(last updated July 2019)
What has been happening in the music retailing sector
The music retailing business in the UK has seen many changes over the past two decades or so, in particular:
- the entry into the market of non-specialist retailers particularly the supermarket chains
- the huge rise of ecommerce, including online giants like Amazon and the massive success of eBay
- the rise of music downloading - first illegally through file sharing networks and then, increasingly, through legitimate paid-for services like iTunes - and streaming services like Spotify, Youtube and Apple Music
- the huge influence of television programmes such as the X Factor and The Voice on the public's mainstream music buying habits
As a result of a sharp increase in competition from non-specialist retailers and ecommerce giants and the huge increase in demand for digital music, independent record shops have had a difficult time and the number of independent outlets fell quite dramatically. As a result of these seismic changes in music retailing, many independents were forced to change tack to be able to survive. Some now thrive by offering their customers an 'experience' involving café sales, books and live gigs alongside the sale of recorded music. Branching out into selling online through their own websites and through online marketplaces like eBay and Amazon has benefited many independents, particularly those that target niche markets.

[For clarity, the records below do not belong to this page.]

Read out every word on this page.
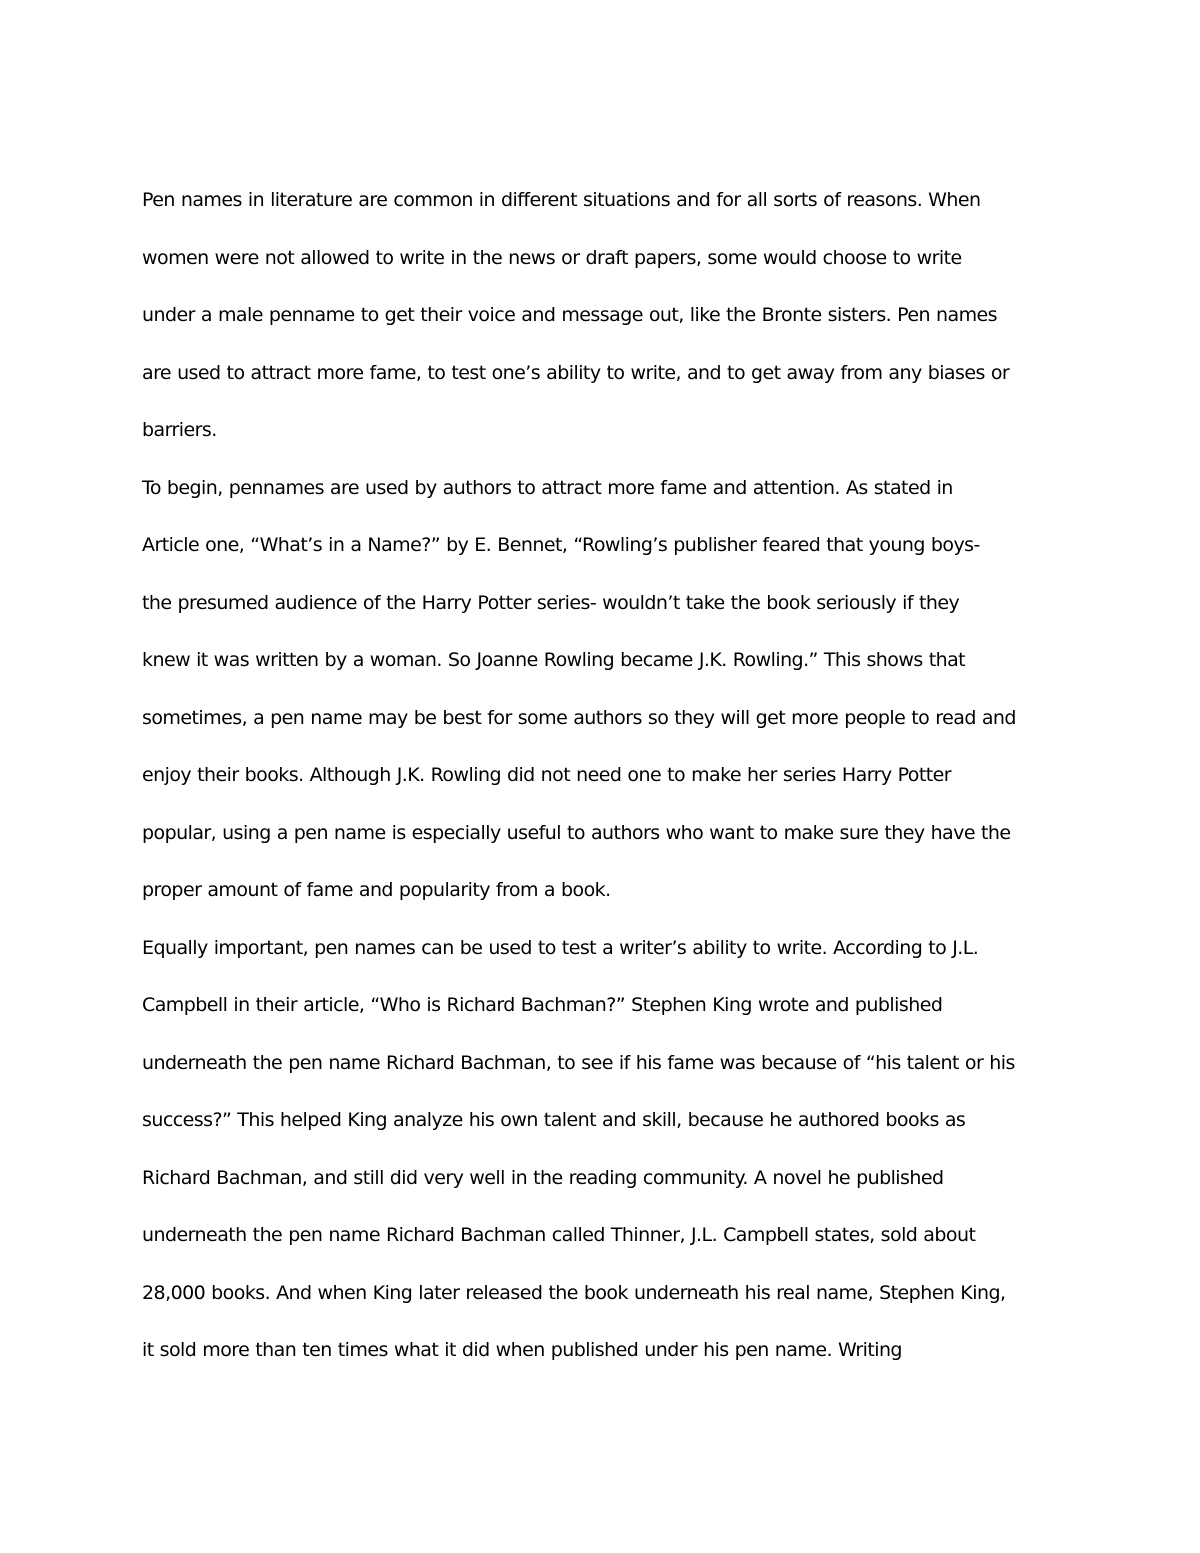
Pen names in literature are common in different situations and for all sorts of reasons. When
women were not allowed to write in the news or draft papers, some would choose to write
under a male penname to get their voice and message out, like the Bronte sisters. Pen names
are used to attract more fame, to test one’s ability to write, and to get away from any biases or
barriers.
To begin, pennames are used by authors to attract more fame and attention. As stated in
Article one, “What’s in a Name?” by E. Bennet, “Rowling’s publisher feared that young boys-
the presumed audience of the Harry Potter series- wouldn’t take the book seriously if they
knew it was written by a woman. So Joanne Rowling became J.K. Rowling.” This shows that
sometimes, a pen name may be best for some authors so they will get more people to read and
enjoy their books. Although J.K. Rowling did not need one to make her series Harry Potter
popular, using a pen name is especially useful to authors who want to make sure they have the
proper amount of fame and popularity from a book.
Equally important, pen names can be used to test a writer’s ability to write. According to J.L.
Campbell in their article, “Who is Richard Bachman?” Stephen King wrote and published
underneath the pen name Richard Bachman, to see if his fame was because of “his talent or his
success?” This helped King analyze his own talent and skill, because he authored books as
Richard Bachman, and still did very well in the reading community. A novel he published
underneath the pen name Richard Bachman called Thinner, J.L. Campbell states, sold about
28,000 books. And when King later released the book underneath his real name, Stephen King,
it sold more than ten times what it did when published under his pen name. Writing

The number of independent record shops was in long-term decline until 2014, when there were only around 300 according to British Phonographic Industry figures. The steps taken by record shops to meet the various challenges have been quite successful and from 2015 until 2017 the number of independents grew until in 2017 there were nearly 400.
The independent sector has also benefited hugely in recent years from a revival in interest in vinyl which has seen sales of vinyl albums increase hugely since the late 2000s. Independents sell nearly 50% of all vinyl albums, with the annual Record Store Day promotion now a very important generator of sales. (Record Store Day was launched in the late 2000s and has over 200 participating independent record shops. These benefit from the significant media attention that Record Store Day attracts, as well as from the large number of Record Store Day exclusive vinyl releases by artists and labels.) By 2017 sales of vinyl had increased by nearly 800%, reaching 4.1 million. Encouragingly for the sector, there was a 26.8% increase over 2016 in these sales.
Keep up to date with the music retailing sector
Joining a trade association is an excellent way of keeping up with developments in your industry. The music industry is represented by the British Phonographic Industry (BPI) Ltd. The BPI produces an annual statistical handbook that contains a great deal of useful information on the sector and there is further helpful guidance on the BPI website.
The Entertainment Retailers Association (ERA) represents record shops in the UK and also produces a great deal of useful statistical information about the sector. Visit the ERA website for more information.
There are also a number of information and news websites available for the music industry, including the Music Industry News Network (Mi2N) and MusicTank.
You will be able to obtain a lot of useful information if you go to a trade show or exhibition for the music retailing sector. The Exhibitions UK website includes for details of upcoming events.